I remember when this happened, while I was working at BBC News. I thought it was terrible that a journalist should get killed, and even be in harms way to such an extent to deliver a story. I was even asked if I minded the vast amount of hours I was putting in, to prepare our systems for war – I said ‘Look, some journos are sat in the back of a tank on their way to the front-line – of course I don’t mind!!’
But there was something different about this particular news of another casualty of war, when viewed from within a news organisation: the footage we see, compared to what is broadcast.
I heard the evening after they found out that Terry had been shot from a friend who worked at ITN at the time, how they learned of his death.
In global TV newsrooms, you tend to find a TV on every desk, plumbed into a huge network of AV feeds, with split-sceen, direct acess, all-sorts of video feeds from studios, camera teams, edit suites all over the organisation (I actually watch the live feed to White House and saw a soldier standing in for Bush to get the lighting right, before GW sat down, had his hear combed and informed the world that war had broken out in Bagdhad)
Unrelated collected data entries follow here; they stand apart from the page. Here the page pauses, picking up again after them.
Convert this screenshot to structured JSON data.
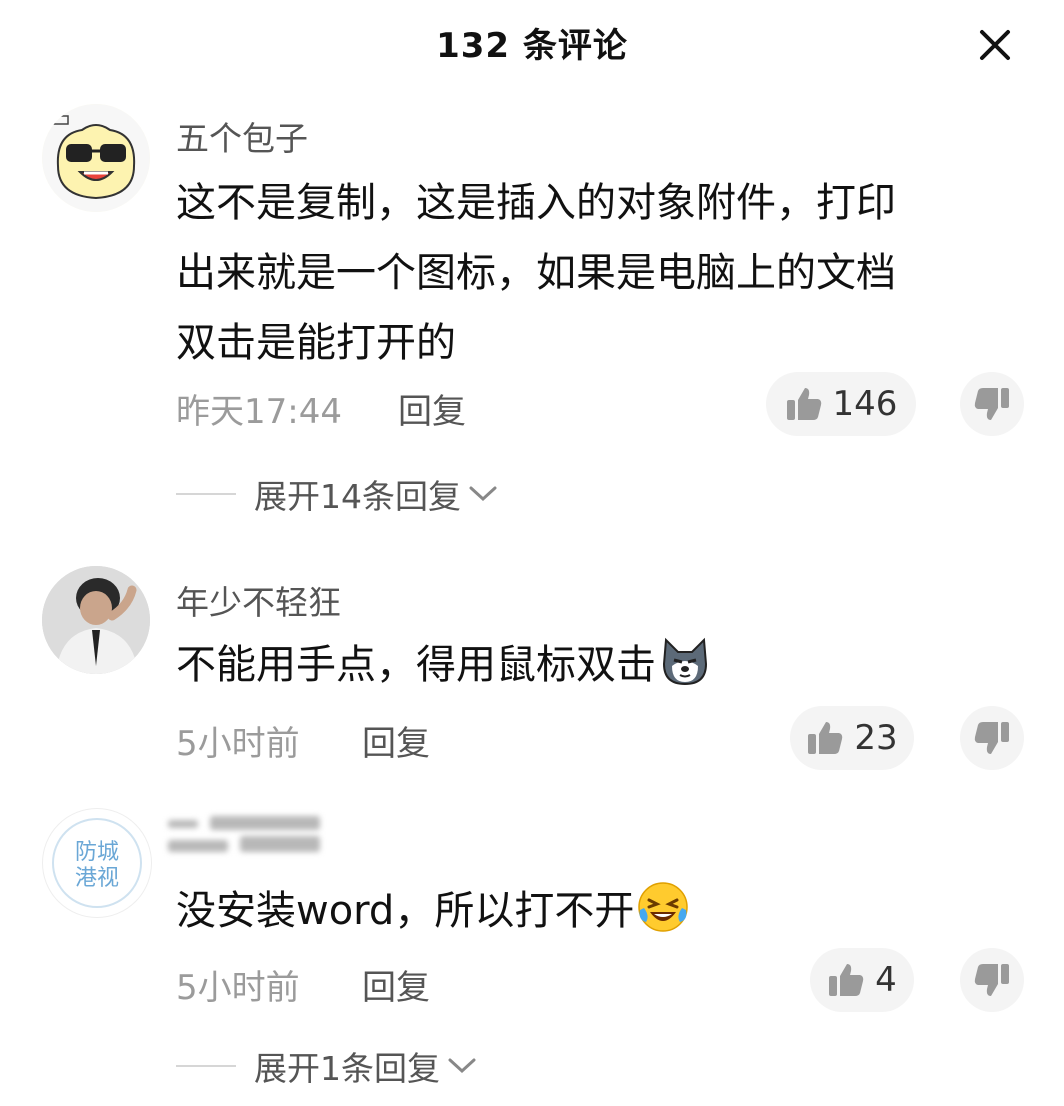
{
  "header": {
    "title": "132 条评论"
  },
  "comments": [
    {
      "username": "五个包子",
      "lines": [
        "这不是复制，这是插入的对象附件，打印",
        "出来就是一个图标，如果是电脑上的文档",
        "双击是能打开的"
      ],
      "time": "昨天17:44",
      "reply_label": "回复",
      "likes": "146",
      "expand_label": "展开14条回复",
      "avatar": "sunglasses-bun-avatar"
    },
    {
      "username": "年少不轻狂",
      "text": "不能用手点，得用鼠标双击",
      "emoji": "husky-emoji",
      "time": "5小时前",
      "reply_label": "回复",
      "likes": "23",
      "avatar": "person-photo-avatar"
    },
    {
      "username_blurred": true,
      "text": "没安装word，所以打不开",
      "emoji": "laughing-tears-emoji",
      "time": "5小时前",
      "reply_label": "回复",
      "likes": "4",
      "expand_label": "展开1条回复",
      "avatar": "防城港视",
      "avatar_lines": [
        "防城",
        "港视"
      ]
    }
  ],
  "icons": {
    "close": "close-icon",
    "like": "thumbs-up-icon",
    "dislike": "thumbs-down-icon",
    "chevron": "chevron-down-icon"
  },
  "colors": {
    "text": "#111111",
    "meta": "#9b9b9b",
    "button_bg": "#f4f4f4",
    "logo_blue": "#6aa7d6"
  }
}
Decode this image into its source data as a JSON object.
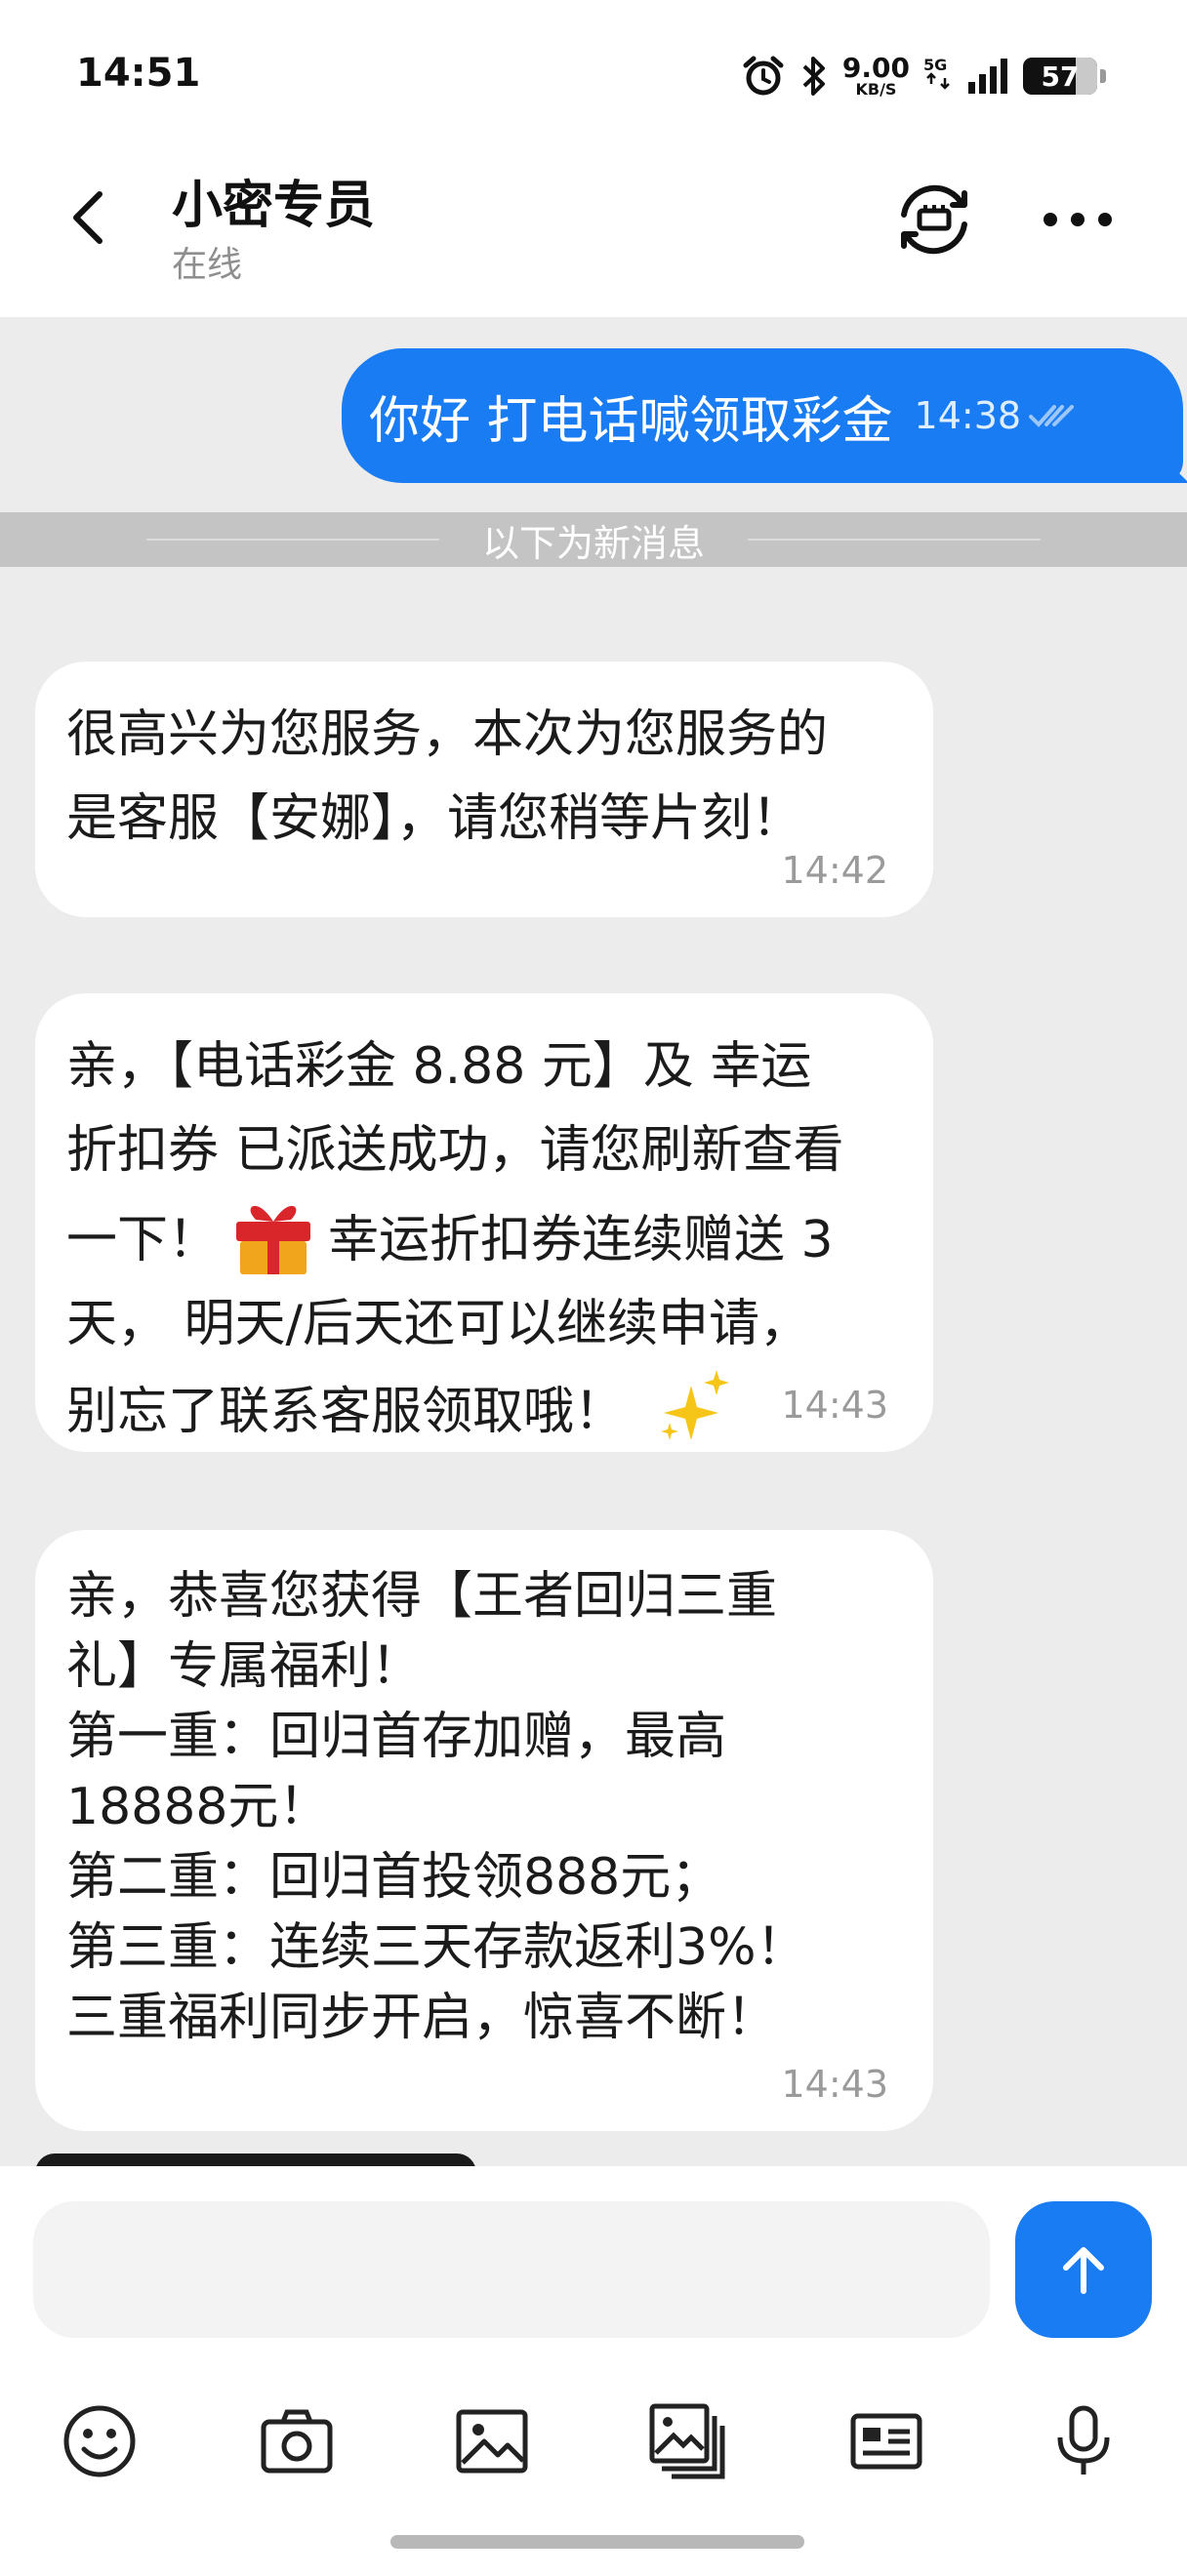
{
  "status_bar": {
    "time": "14:51",
    "net_speed_value": "9.00",
    "net_speed_unit": "KB/S",
    "battery": "57",
    "icons": [
      "alarm-icon",
      "bluetooth-icon",
      "5g-icon",
      "signal-icon",
      "battery-icon"
    ]
  },
  "header": {
    "contact_name": "小密专员",
    "contact_status": "在线",
    "icons": [
      "back-icon",
      "switch-icon",
      "more-icon"
    ]
  },
  "messages": {
    "outgoing": {
      "text": "你好 打电话喊领取彩金",
      "time": "14:38",
      "read_icon": "double-check-icon"
    },
    "divider": "以下为新消息",
    "incoming": [
      {
        "text": "很高兴为您服务，本次为您服务的\n是客服【安娜】，请您稍等片刻！",
        "time": "14:42"
      },
      {
        "text_a": "亲，【电话彩金 8.88 元】及 幸运\n折扣券 已派送成功，请您刷新查看\n一下！",
        "emoji_gift": "gift-emoji",
        "text_b": "幸运折扣券连续赠送 3\n天， 明天/后天还可以继续申请，\n别忘了联系客服领取哦！",
        "emoji_spark": "sparkles-emoji",
        "time": "14:43"
      },
      {
        "text": "亲，恭喜您获得【王者回归三重\n礼】专属福利！\n第一重：回归首存加赠，最高\n18888元！\n第二重：回归首投领888元；\n第三重：连续三天存款返利3%！\n三重福利同步开启，惊喜不断！",
        "time": "14:43"
      }
    ]
  },
  "input": {
    "value": "",
    "placeholder": ""
  },
  "toolbar": {
    "icons": [
      "emoji-icon",
      "camera-icon",
      "image-icon",
      "gallery-icon",
      "card-icon",
      "microphone-icon"
    ]
  },
  "colors": {
    "accent": "#1a7cf2",
    "background": "#ececec",
    "bubble_in": "#ffffff"
  }
}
Here are some pics I took with my cameraphone at the time:
Apparently, at ITN one day, they were looking at a live unbroadcasted video feed coming from a camera team in Iraq. The camera had panned across a pile of dead Iraqi bodies that they had found. While panning around the bodies, apparently one of the people in the newsroom at ITN said “That’s Terry!” – His body was found with the Iraqis. To me, this could only mean one thing – that he had been killed by ‘our’ guys and they had piled him in with the rest of them. Awful. This is (apparently) how they learned of Terry’s death.